Eucalypts are found on almost every populated place on earth - like this beautiful avenue of swamp messmate in Brazil.

The photographer Matheus Betat writes:
In 1937, the former owner of Fazenda Pinhal and a historic resident of the region Francisco Segura Garcia established on the shoulder of RS-040 the cultivation of hundreds of eucalyptus seedlings of the robusta species. After a few years, the development of the plants provided the emergence of a unique landscape along this stretch of the highway, with 2,800 meters of road completely covered by intertwining tree tops.

 

eucalypt regrowth after bushfire

Gums are resilient and adaptable trees, which accounts for the ease they have acclimatised to different conditions around the world. So well, in fact, that in many places where they were introduced as a fast-growing timber tree, they are now considered an environmental weed.

Gums are highly flammable - a result of all that oil - and a lightning spark on a tree can start a bushfire.
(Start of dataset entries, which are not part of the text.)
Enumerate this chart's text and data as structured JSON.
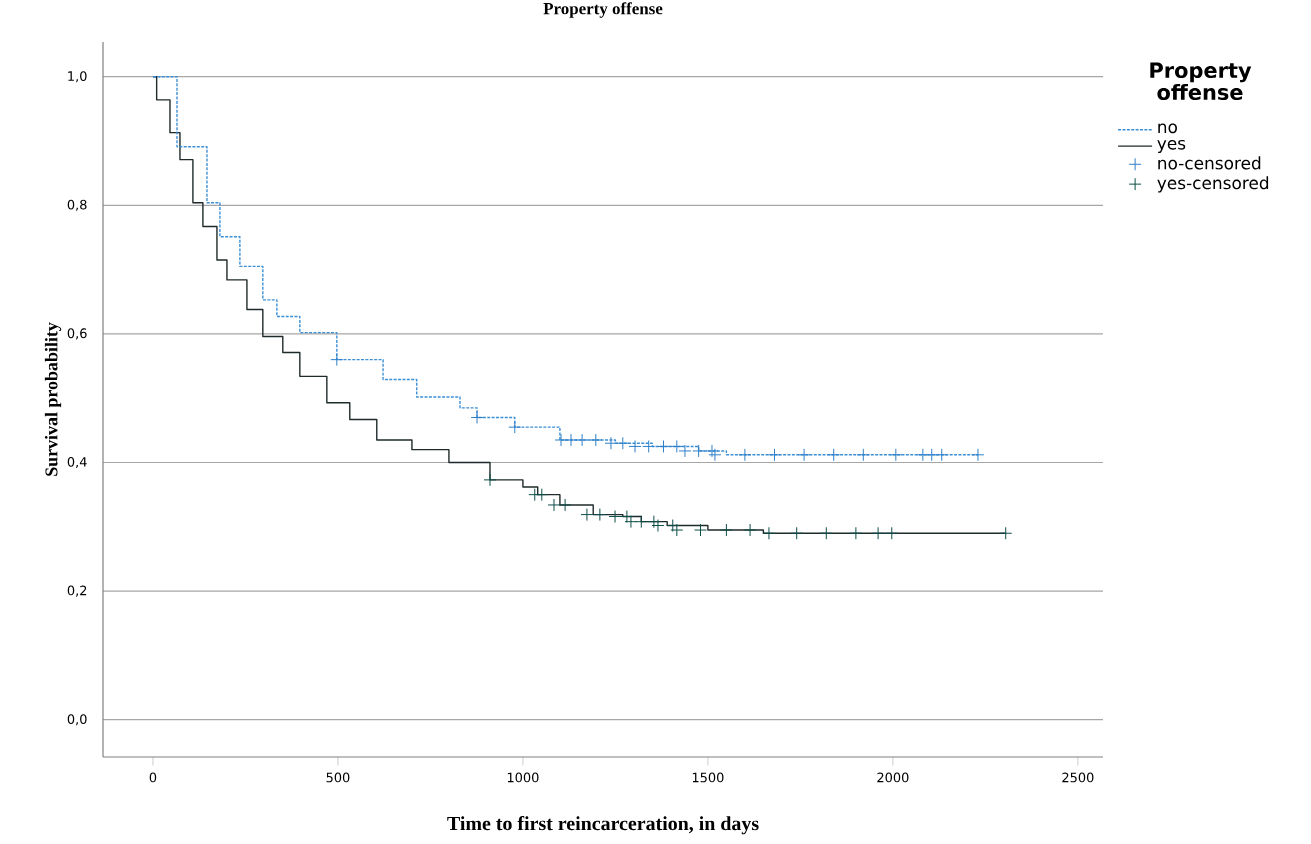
{
  "chart_data": {
    "type": "step",
    "title": "Property offense",
    "xlabel": "Time to first reincarceration, in days",
    "ylabel": "Survival probability",
    "legend_title": "Property offense",
    "xlim": [
      -135,
      2568
    ],
    "ylim": [
      -0.058,
      1.054
    ],
    "xticks": [
      0,
      500,
      1000,
      1500,
      2000,
      2500
    ],
    "yticks": [
      {
        "value": 0,
        "label": "0,0"
      },
      {
        "value": 0.2,
        "label": "0,2"
      },
      {
        "value": 0.4,
        "label": "0,4"
      },
      {
        "value": 0.6,
        "label": "0,6"
      },
      {
        "value": 0.8,
        "label": "0,8"
      },
      {
        "value": 1.0,
        "label": "1,0"
      }
    ],
    "grid": "y",
    "legend": "right",
    "series": [
      {
        "name": "no",
        "color": "#3b8fd6",
        "line_style": "dashed",
        "x": [
          0,
          65,
          146,
          181,
          235,
          297,
          335,
          397,
          497,
          622,
          713,
          830,
          876,
          978,
          1100,
          1250,
          1350,
          1475,
          1550,
          2230
        ],
        "values": [
          1.0,
          0.891,
          0.804,
          0.751,
          0.705,
          0.653,
          0.627,
          0.602,
          0.56,
          0.529,
          0.502,
          0.485,
          0.47,
          0.455,
          0.435,
          0.43,
          0.425,
          0.418,
          0.412,
          0.412
        ]
      },
      {
        "name": "yes",
        "color": "#1f2a2a",
        "line_style": "solid",
        "x": [
          0,
          10,
          46,
          73,
          108,
          135,
          173,
          200,
          254,
          297,
          351,
          397,
          470,
          532,
          605,
          700,
          800,
          911,
          1000,
          1040,
          1100,
          1190,
          1270,
          1320,
          1390,
          1500,
          1650,
          2305
        ],
        "values": [
          1.0,
          0.964,
          0.913,
          0.871,
          0.804,
          0.767,
          0.715,
          0.684,
          0.638,
          0.596,
          0.571,
          0.534,
          0.493,
          0.467,
          0.435,
          0.42,
          0.4,
          0.373,
          0.362,
          0.35,
          0.334,
          0.319,
          0.316,
          0.308,
          0.302,
          0.295,
          0.29,
          0.29
        ]
      },
      {
        "name": "no-censored",
        "type": "scatter",
        "marker": "cross",
        "color": "#2f7fc8",
        "x": [
          497,
          876,
          978,
          1103,
          1130,
          1160,
          1197,
          1238,
          1270,
          1303,
          1340,
          1380,
          1416,
          1438,
          1475,
          1511,
          1519,
          1600,
          1680,
          1760,
          1840,
          1920,
          2008,
          2081,
          2105,
          2132,
          2230
        ],
        "values": [
          0.56,
          0.47,
          0.455,
          0.435,
          0.435,
          0.435,
          0.435,
          0.43,
          0.43,
          0.425,
          0.425,
          0.425,
          0.425,
          0.418,
          0.418,
          0.418,
          0.412,
          0.412,
          0.412,
          0.412,
          0.412,
          0.412,
          0.412,
          0.412,
          0.412,
          0.412,
          0.412
        ]
      },
      {
        "name": "yes-censored",
        "type": "scatter",
        "marker": "cross",
        "color": "#0d4d48",
        "x": [
          911,
          1032,
          1051,
          1084,
          1114,
          1173,
          1208,
          1249,
          1281,
          1292,
          1320,
          1354,
          1365,
          1405,
          1416,
          1480,
          1550,
          1614,
          1665,
          1740,
          1820,
          1900,
          1960,
          1997,
          2305
        ],
        "values": [
          0.373,
          0.35,
          0.35,
          0.334,
          0.334,
          0.319,
          0.319,
          0.316,
          0.316,
          0.308,
          0.308,
          0.308,
          0.302,
          0.302,
          0.295,
          0.295,
          0.295,
          0.295,
          0.29,
          0.29,
          0.29,
          0.29,
          0.29,
          0.29,
          0.29
        ]
      }
    ]
  }
}
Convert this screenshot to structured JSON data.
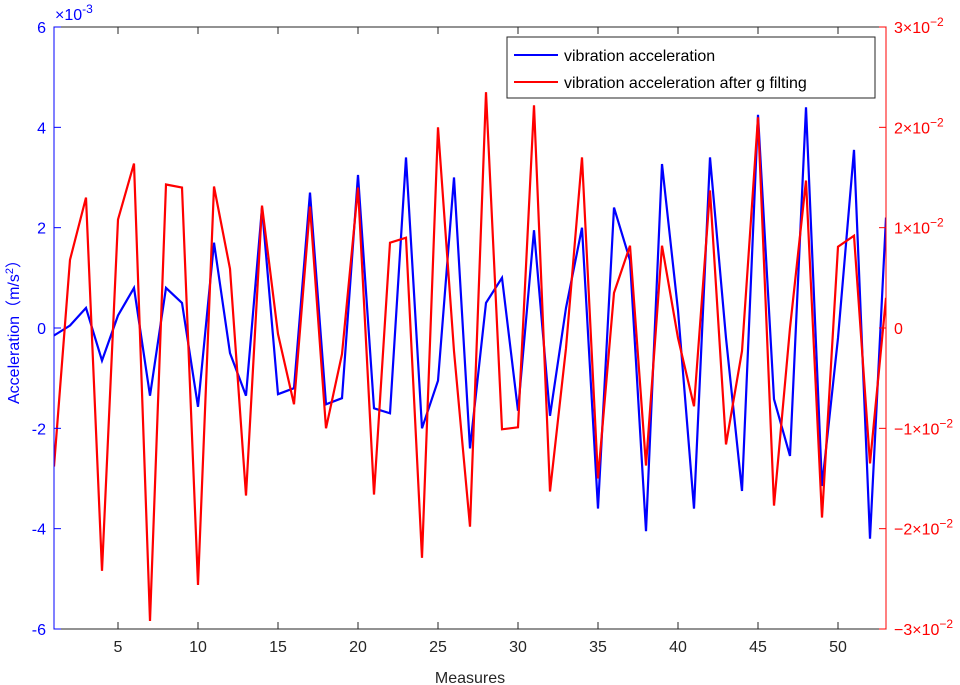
{
  "chart_data": {
    "type": "line",
    "xlabel": "Measures",
    "x_ticks": [
      5,
      10,
      15,
      20,
      25,
      30,
      35,
      40,
      45,
      50
    ],
    "xlim": [
      1,
      53
    ],
    "left_axis": {
      "ylabel_main": "Acceleration（m/s",
      "ylabel_sup": "2",
      "ylabel_close": "）",
      "multiplier_base": "×10",
      "multiplier_exp": "-3",
      "ylim": [
        -6,
        6
      ],
      "ticks": [
        -6,
        -4,
        -2,
        0,
        2,
        4,
        6
      ],
      "color": "#0000ff"
    },
    "right_axis": {
      "ylim": [
        -30,
        30
      ],
      "ticks": [
        {
          "value": -30,
          "mant": "−3",
          "base": "×10",
          "exp": "−2"
        },
        {
          "value": -20,
          "mant": "−2",
          "base": "×10",
          "exp": "−2"
        },
        {
          "value": -10,
          "mant": "−1",
          "base": "×10",
          "exp": "−2"
        },
        {
          "value": 0,
          "mant": "0",
          "base": "",
          "exp": ""
        },
        {
          "value": 10,
          "mant": "1",
          "base": "×10",
          "exp": "−2"
        },
        {
          "value": 20,
          "mant": "2",
          "base": "×10",
          "exp": "−2"
        },
        {
          "value": 30,
          "mant": "3",
          "base": "×10",
          "exp": "−2"
        }
      ],
      "color": "#ff0000"
    },
    "series": [
      {
        "name": "vibration acceleration",
        "axis": "left",
        "color": "#0000ff",
        "x": [
          1,
          2,
          3,
          4,
          5,
          6,
          7,
          8,
          9,
          10,
          11,
          12,
          13,
          14,
          15,
          16,
          17,
          18,
          19,
          20,
          21,
          22,
          23,
          24,
          25,
          26,
          27,
          28,
          29,
          30,
          31,
          32,
          33,
          34,
          35,
          36,
          37,
          38,
          39,
          40,
          41,
          42,
          43,
          44,
          45,
          46,
          47,
          48,
          49,
          50,
          51,
          52,
          53
        ],
        "values": [
          -0.15,
          0.05,
          0.4,
          -0.65,
          0.25,
          0.8,
          -1.35,
          0.8,
          0.5,
          -1.57,
          1.7,
          -0.5,
          -1.35,
          2.4,
          -1.32,
          -1.2,
          2.7,
          -1.52,
          -1.4,
          3.05,
          -1.6,
          -1.7,
          3.4,
          -2.0,
          -1.05,
          3.0,
          -2.4,
          0.5,
          1.0,
          -1.65,
          1.95,
          -1.75,
          0.4,
          2.0,
          -3.6,
          2.4,
          1.35,
          -4.05,
          3.27,
          0.35,
          -3.6,
          3.4,
          -0.2,
          -3.25,
          4.25,
          -1.42,
          -2.55,
          4.4,
          -3.15,
          -0.2,
          3.55,
          -4.2,
          2.2
        ]
      },
      {
        "name": "vibration acceleration after g filting",
        "axis": "right",
        "color": "#ff0000",
        "x": [
          1,
          2,
          3,
          4,
          5,
          6,
          7,
          8,
          9,
          10,
          11,
          12,
          13,
          14,
          15,
          16,
          17,
          18,
          19,
          20,
          21,
          22,
          23,
          24,
          25,
          26,
          27,
          28,
          29,
          30,
          31,
          32,
          33,
          34,
          35,
          36,
          37,
          38,
          39,
          40,
          41,
          42,
          43,
          44,
          45,
          46,
          47,
          48,
          49,
          50,
          51,
          52,
          53
        ],
        "values": [
          -13.8,
          6.8,
          13.0,
          -24.2,
          10.8,
          16.4,
          -29.2,
          14.3,
          14.0,
          -25.6,
          14.1,
          5.9,
          -16.7,
          12.2,
          -0.6,
          -7.6,
          12.1,
          -10.0,
          -2.6,
          14.0,
          -16.6,
          8.5,
          9.0,
          -22.9,
          20.0,
          -2.3,
          -19.8,
          23.5,
          -10.1,
          -9.9,
          22.2,
          -16.3,
          -2.0,
          17.0,
          -15.0,
          3.5,
          8.2,
          -13.7,
          8.2,
          -1.0,
          -7.8,
          13.7,
          -11.6,
          -2.3,
          21.0,
          -17.7,
          0.0,
          14.7,
          -18.9,
          8.1,
          9.2,
          -13.5,
          3.0
        ]
      }
    ]
  }
}
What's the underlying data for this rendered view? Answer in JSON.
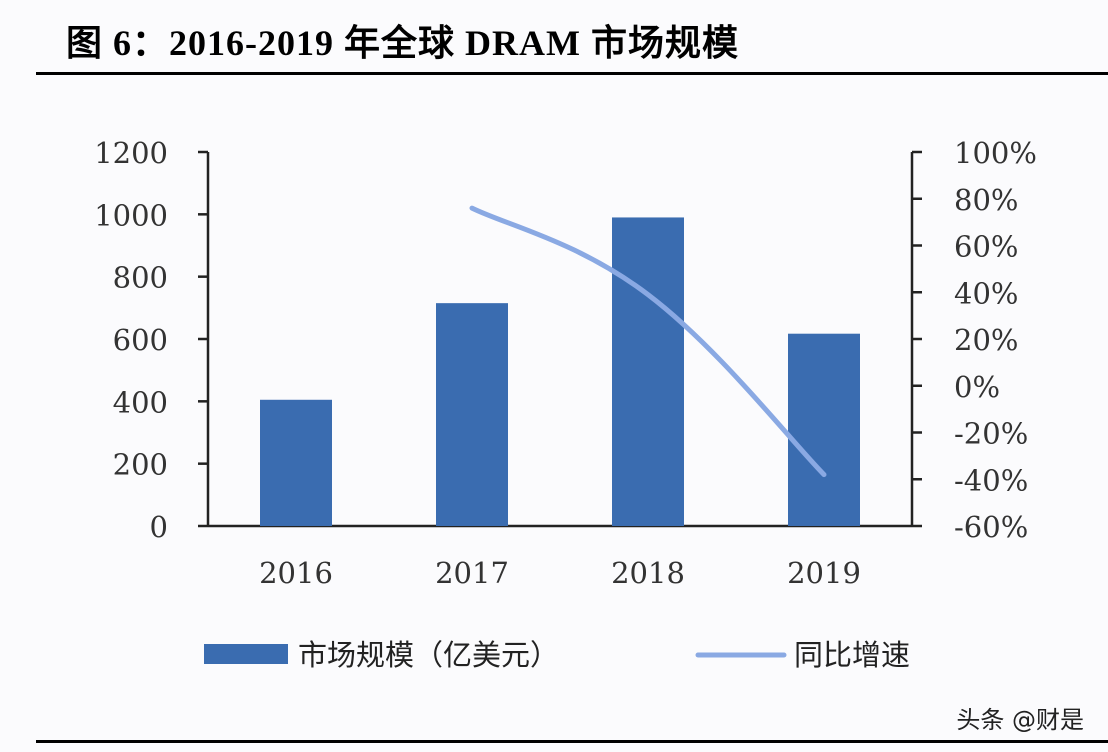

Because of this, and the amount of bark litter that some species shed, they are not recommended for planting close to the house in fire-risk areas. On the positive side, gums also bounce back after fire, thanks to what are known as 'lignotubers', and can be one of the earliest plants to regrow - as the image shows.

 

Eucalypt - Worth Their Weight in Gold

Eucalypts can even be gold prospectors. CSIRO researchers discovered that trees growing in the Kalgoorlie area are found to have tiny deposits of gold in their leaves, brought up from the soil itself into the tree's network of cells. So next time you shelter under a coolibah - whether Leichardt's microtheca, the 'bastard coolibah' intertexta, or Burke & Wills' coolabah dig tree - keep a close lookout for glinting in the foliage above...  Trees worth their weight in gold? Must be Eucalyptus. 

 

Eucalyptus at billbong, WA
Once a jolly swagman camped by a billabong,
Under the shade of a Coolibah tree,
And he sang as he watched and waited 'til his billy boiled,
"You'll come a-Waltzing Matilda with me."